RHEL/CentOS, Fedora, SLES, and OpenSUSE also redistribute CUDA
We would be doing a slightly different thing, which is probably fine, but someone needs to make the call. Note that for mainline Hydra CUDA is nothing special, so the maintainers need to be able to make such calls uniformly and reliably… I think for a few years we only built non-branded Firefox on Hydra because of the minor patches for NixOS layout of stuff that were declared definitely fine as soon as we actually started discussing with Mozilla. Extrapolating from that precedent.
Speaking of nontrivial things: changing the layout during redistribution might make it verbatim redistribution of consituent parts, not verbatim redistribution of the original work in its entirety. I have no idea and I have no desire to bear responsibility for calling it either way.
A separate collaboration of CUDA and MKL users does single out CUDA, can delegate the calls to people having read CUDA and MKL licenses in details, etc.
the CI/CD problem that hydra solves so beautifully for an entire OS
I think CUDA is large enough that you should stop thiniking in terms of entire OS. Nix means that you can have a separate branch that stabilises some set of the related heavy things, and install the development environment for your data pipeline from there — without breaking your system. A bit suboptimal, but any other solution means keeping your ground against the huge churn.
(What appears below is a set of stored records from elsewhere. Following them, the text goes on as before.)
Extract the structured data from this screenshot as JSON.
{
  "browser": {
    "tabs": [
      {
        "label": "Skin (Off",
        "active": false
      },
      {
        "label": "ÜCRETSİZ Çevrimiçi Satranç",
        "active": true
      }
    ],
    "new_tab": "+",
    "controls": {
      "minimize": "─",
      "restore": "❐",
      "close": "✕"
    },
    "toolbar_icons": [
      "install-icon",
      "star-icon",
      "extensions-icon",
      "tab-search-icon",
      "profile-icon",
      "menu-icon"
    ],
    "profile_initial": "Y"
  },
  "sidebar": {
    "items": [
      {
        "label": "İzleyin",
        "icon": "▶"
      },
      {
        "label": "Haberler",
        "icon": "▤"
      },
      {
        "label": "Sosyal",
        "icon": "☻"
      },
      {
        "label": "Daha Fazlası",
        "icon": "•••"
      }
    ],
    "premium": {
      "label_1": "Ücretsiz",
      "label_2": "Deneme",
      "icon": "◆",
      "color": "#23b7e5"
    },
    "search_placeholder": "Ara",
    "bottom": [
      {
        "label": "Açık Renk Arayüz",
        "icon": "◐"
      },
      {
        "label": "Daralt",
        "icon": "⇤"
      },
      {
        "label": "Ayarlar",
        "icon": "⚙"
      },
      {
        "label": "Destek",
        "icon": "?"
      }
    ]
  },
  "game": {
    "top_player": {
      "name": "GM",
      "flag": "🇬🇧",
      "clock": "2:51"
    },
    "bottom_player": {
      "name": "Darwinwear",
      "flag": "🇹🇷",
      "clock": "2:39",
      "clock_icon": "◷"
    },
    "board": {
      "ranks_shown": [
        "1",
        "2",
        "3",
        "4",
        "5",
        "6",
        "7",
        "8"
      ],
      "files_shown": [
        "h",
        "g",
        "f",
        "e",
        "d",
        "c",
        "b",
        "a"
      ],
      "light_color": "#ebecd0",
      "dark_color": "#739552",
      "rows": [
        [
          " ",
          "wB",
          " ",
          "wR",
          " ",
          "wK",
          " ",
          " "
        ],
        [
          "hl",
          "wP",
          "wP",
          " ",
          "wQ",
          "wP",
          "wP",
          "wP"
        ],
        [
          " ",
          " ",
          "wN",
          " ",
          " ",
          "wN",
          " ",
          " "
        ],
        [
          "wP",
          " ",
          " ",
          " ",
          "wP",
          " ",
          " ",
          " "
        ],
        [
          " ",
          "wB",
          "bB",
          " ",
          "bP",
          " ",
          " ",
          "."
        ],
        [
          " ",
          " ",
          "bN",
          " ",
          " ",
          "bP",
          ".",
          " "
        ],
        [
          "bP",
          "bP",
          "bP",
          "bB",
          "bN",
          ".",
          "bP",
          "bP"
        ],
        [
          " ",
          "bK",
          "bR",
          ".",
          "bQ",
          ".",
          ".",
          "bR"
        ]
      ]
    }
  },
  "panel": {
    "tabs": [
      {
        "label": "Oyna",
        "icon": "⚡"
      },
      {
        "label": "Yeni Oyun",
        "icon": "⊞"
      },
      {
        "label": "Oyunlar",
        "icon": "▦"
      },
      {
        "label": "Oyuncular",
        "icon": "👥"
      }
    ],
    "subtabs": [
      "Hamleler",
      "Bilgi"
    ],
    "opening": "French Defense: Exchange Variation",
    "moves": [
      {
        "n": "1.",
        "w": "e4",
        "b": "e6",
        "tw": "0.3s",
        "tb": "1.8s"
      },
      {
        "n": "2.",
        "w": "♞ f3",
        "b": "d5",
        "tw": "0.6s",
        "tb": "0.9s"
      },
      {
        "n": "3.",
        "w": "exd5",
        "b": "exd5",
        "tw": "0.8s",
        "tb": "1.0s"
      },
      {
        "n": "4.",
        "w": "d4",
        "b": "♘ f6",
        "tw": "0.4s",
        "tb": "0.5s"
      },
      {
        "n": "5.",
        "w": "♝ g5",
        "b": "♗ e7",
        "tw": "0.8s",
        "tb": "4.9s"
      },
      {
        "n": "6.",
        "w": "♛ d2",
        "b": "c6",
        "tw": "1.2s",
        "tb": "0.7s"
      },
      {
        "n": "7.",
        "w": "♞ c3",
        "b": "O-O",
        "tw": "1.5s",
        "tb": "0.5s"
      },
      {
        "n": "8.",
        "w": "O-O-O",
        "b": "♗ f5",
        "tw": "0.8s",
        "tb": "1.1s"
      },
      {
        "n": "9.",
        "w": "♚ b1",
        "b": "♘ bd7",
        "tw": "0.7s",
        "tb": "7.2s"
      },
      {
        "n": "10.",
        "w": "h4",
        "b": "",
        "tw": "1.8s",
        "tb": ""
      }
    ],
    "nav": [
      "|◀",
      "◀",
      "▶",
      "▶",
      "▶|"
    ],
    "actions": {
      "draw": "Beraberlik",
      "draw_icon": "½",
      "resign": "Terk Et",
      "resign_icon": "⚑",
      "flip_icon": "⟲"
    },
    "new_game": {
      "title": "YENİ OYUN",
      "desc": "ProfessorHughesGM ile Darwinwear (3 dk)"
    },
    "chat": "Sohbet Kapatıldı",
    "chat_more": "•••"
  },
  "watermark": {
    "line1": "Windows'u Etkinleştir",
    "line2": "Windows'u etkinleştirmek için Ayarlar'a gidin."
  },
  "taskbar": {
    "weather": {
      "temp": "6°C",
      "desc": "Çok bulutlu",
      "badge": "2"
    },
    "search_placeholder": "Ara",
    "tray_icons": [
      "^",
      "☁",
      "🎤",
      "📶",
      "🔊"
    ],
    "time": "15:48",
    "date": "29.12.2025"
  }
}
I think this is largely because the maintainer test burden on reverse dependencies is high due to extremely long builds.
Note that this also means that ofBorg would also time out, and nobody would be surprised, and not everyone would care.
I know RFC46 is not yet accepted, and it is about platforms and not individual packages, but I like the terminology we worked on there. Trying to keep everything heavy around Python data crunching green on unstable would mean asking for Tier-2 impact on merges for things that are not really served at the Tier-2 level by existing PR testing tooling. Actually, @timokau achieves this for Sage by doing a huge amount of high-quality work and being always there to help whenever any question about Sage impact arises. In the case of Sage, though, there is a lot of actual investigation to be done.
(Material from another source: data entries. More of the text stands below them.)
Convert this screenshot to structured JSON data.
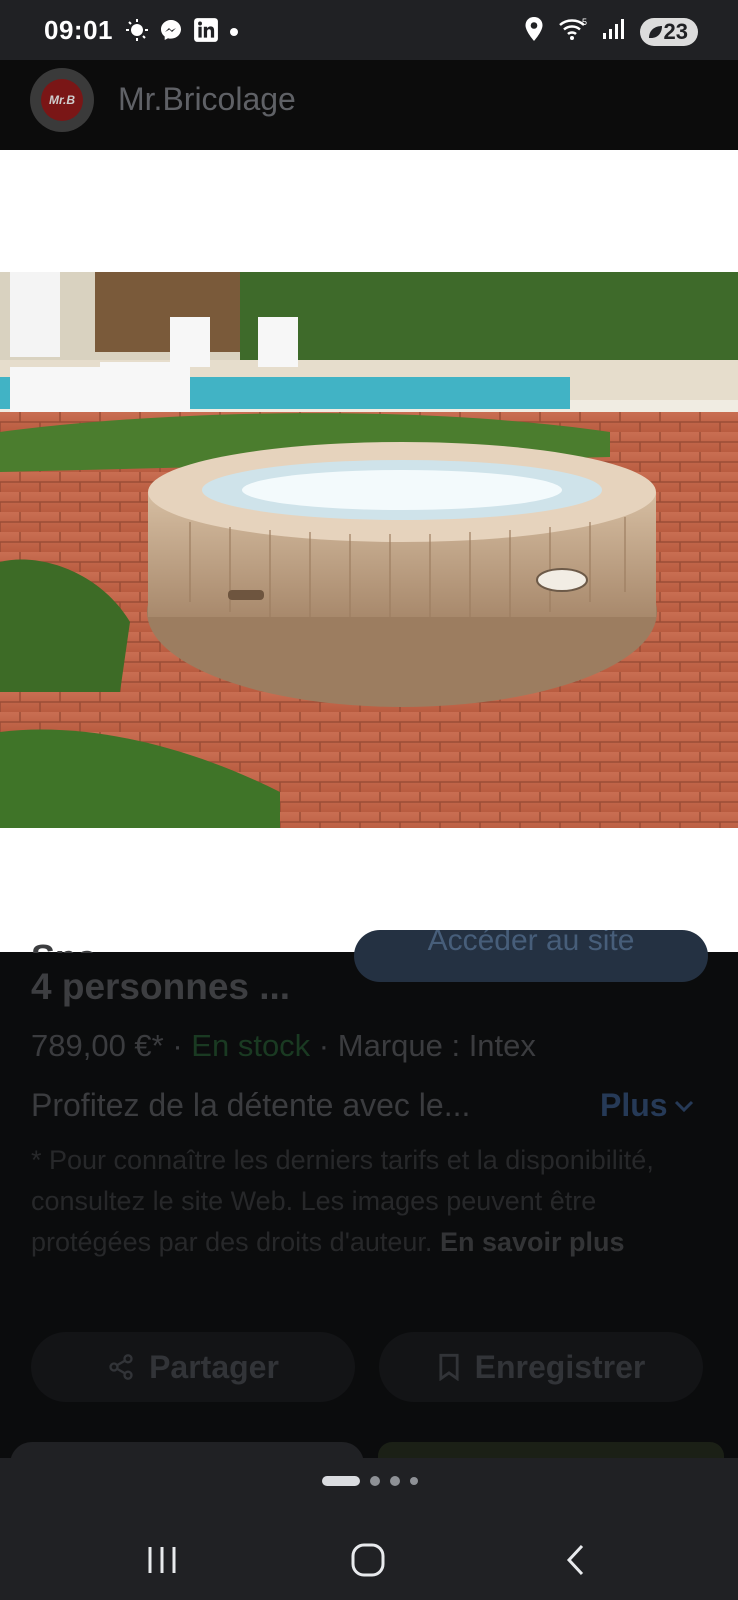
{
  "status_bar": {
    "time": "09:01",
    "battery": "23",
    "left_icons": [
      "weather-icon",
      "messenger-icon",
      "linkedin-icon",
      "dot-icon"
    ],
    "right_icons": [
      "location-icon",
      "wifi-icon",
      "signal-icon"
    ]
  },
  "header": {
    "logo_text": "Mr.B",
    "site_name": "Mr.Bricolage"
  },
  "product": {
    "visit_button": "Accéder au site",
    "title": "4 personnes ...",
    "price": "789,00 €*",
    "separator": " · ",
    "stock": "En stock",
    "brand": "Marque : Intex",
    "description": "Profitez de la détente avec le...",
    "more_label": "Plus",
    "disclaimer": "* Pour connaître les derniers tarifs et la disponibilité, consultez le site Web. Les images peuvent être protégées par des droits d'auteur.",
    "learn_more": "En savoir plus"
  },
  "actions": {
    "share_label": "Partager",
    "save_label": "Enregistrer"
  },
  "image_carousel": {
    "total_dots": 4,
    "active_index": 0
  },
  "colors": {
    "status_bar": "#202124",
    "background": "#0b0c0d",
    "stock_green": "#1a3a22",
    "link_blue": "#263a57"
  }
}
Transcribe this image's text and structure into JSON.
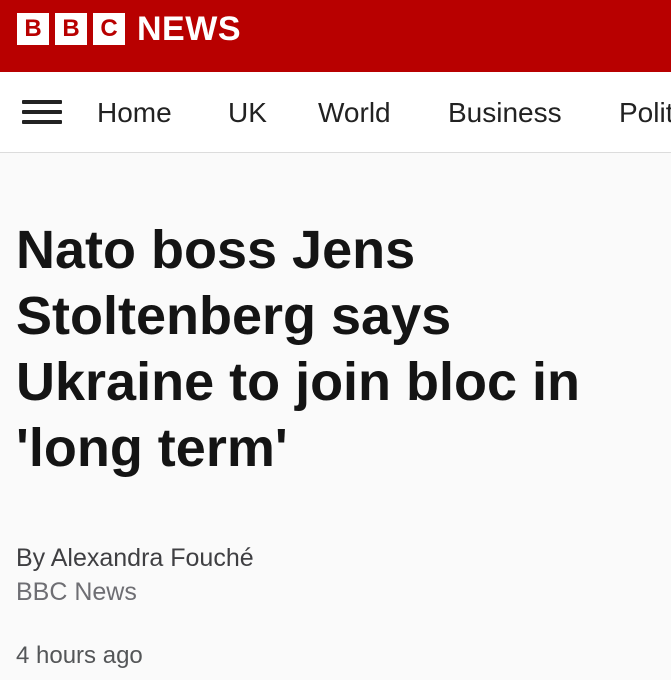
{
  "header": {
    "logo_letters": [
      "B",
      "B",
      "C"
    ],
    "logo_news": "NEWS",
    "brand_color": "#b80000"
  },
  "nav": {
    "menu_icon": "hamburger-menu-icon",
    "items": [
      {
        "label": "Home"
      },
      {
        "label": "UK"
      },
      {
        "label": "World"
      },
      {
        "label": "Business"
      },
      {
        "label": "Politics"
      }
    ]
  },
  "article": {
    "headline": "Nato boss Jens Stoltenberg says Ukraine to join bloc in 'long term'",
    "author": "By Alexandra Fouché",
    "source": "BBC News",
    "timestamp": "4 hours ago"
  }
}
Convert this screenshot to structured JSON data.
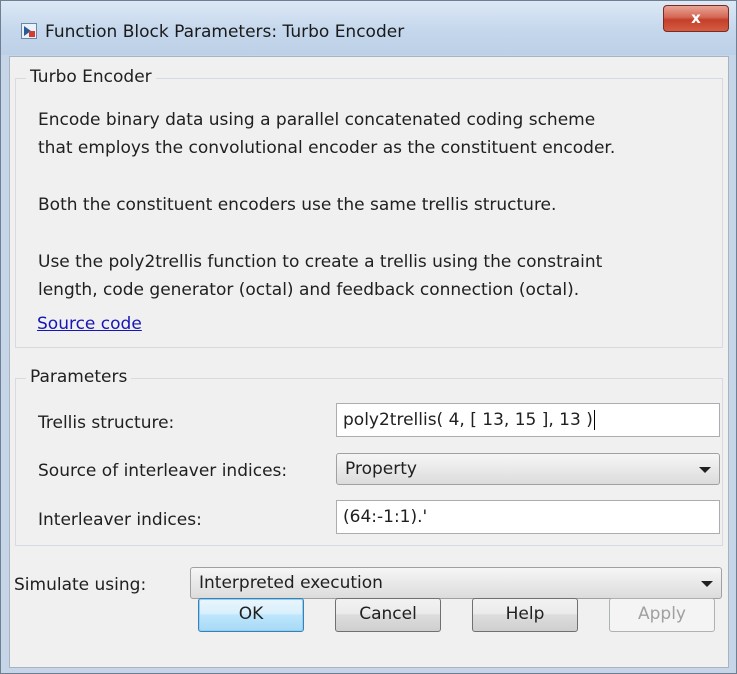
{
  "window": {
    "title": "Function Block Parameters: Turbo Encoder",
    "close_label": "x"
  },
  "description": {
    "group_title": "Turbo Encoder",
    "lines": [
      "Encode binary data using a parallel concatenated coding scheme",
      "that employs the convolutional encoder as the constituent encoder.",
      "Both the constituent encoders use the same trellis structure.",
      "Use the poly2trellis function to create a trellis using the constraint",
      "length, code generator (octal) and feedback connection (octal)."
    ],
    "link": "Source code"
  },
  "parameters": {
    "group_title": "Parameters",
    "trellis_label": "Trellis structure:",
    "trellis_value": "poly2trellis( 4, [ 13, 15 ], 13 )",
    "source_label": "Source of interleaver indices:",
    "source_value": "Property",
    "indices_label": "Interleaver indices:",
    "indices_value": "(64:-1:1).'"
  },
  "simulate": {
    "label": "Simulate using:",
    "value": "Interpreted execution"
  },
  "buttons": {
    "ok": "OK",
    "cancel": "Cancel",
    "help": "Help",
    "apply": "Apply"
  },
  "icons": {
    "app": "simulink-block-icon",
    "dropdown": "chevron-down-icon"
  }
}
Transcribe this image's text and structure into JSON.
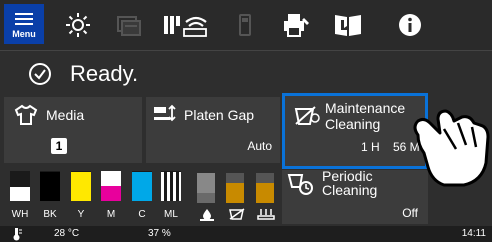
{
  "toolbar": {
    "menu_label": "Menu",
    "icons": [
      "brightness-icon",
      "job-queue-icon",
      "network-status-icon",
      "usb-icon",
      "printer-settings-icon",
      "manual-icon",
      "info-icon"
    ]
  },
  "status": {
    "text": "Ready."
  },
  "media": {
    "title": "Media",
    "slot": "1"
  },
  "platen_gap": {
    "title": "Platen Gap",
    "value": "Auto"
  },
  "maintenance": {
    "title_line1": "Maintenance",
    "title_line2": "Cleaning",
    "hours": "1 H",
    "minutes": "56 M"
  },
  "periodic": {
    "title_line1": "Periodic",
    "title_line2": "Cleaning",
    "value": "Off"
  },
  "inks": [
    {
      "label": "WH",
      "color": "#ffffff",
      "level": 0.45
    },
    {
      "label": "BK",
      "color": "#000000",
      "level": 0.95
    },
    {
      "label": "Y",
      "color": "#ffe800",
      "level": 0.95
    },
    {
      "label": "M",
      "color": "#e8009c",
      "level": 0.45
    },
    {
      "label": "C",
      "color": "#00a8e8",
      "level": 0.95
    },
    {
      "label": "ML",
      "color": "#d8d8d8",
      "level": 0.95
    }
  ],
  "footer": {
    "temperature": "28 °C",
    "humidity": "37 %",
    "time": "14:11"
  },
  "colors": {
    "accent": "#0a72d8",
    "menu_blue": "#0a3fa8",
    "waste_brown": "#c88a00"
  }
}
If there are enough people interested in doing the reviews and investigations and fixes for master
PRs to the things related to the data crunching packages, just having dedicated build capacity with unprivileged accounts for everyone in the response team could be enough, Note that you need people to iterate quickly on proposed fixes, which probably means nix build
is quite useful regardless of a Hydra instance.
Of course, once you have a reputation for keeping up with debugging the relevant PRs, an explicit OK from Nvidia and a binary cache (possibly lagging a few weeks) with a significant user base, you might have an easier time convincing people to make an exception. On the other hand, at that point this exception will be a smaller improvement than it would be right now.
On the other hand, I guess the first steps are the same regardless of the final goal: refactor to increase the chance of legality of redistribution, try to get Nvidia’s comments, organise a debugging team.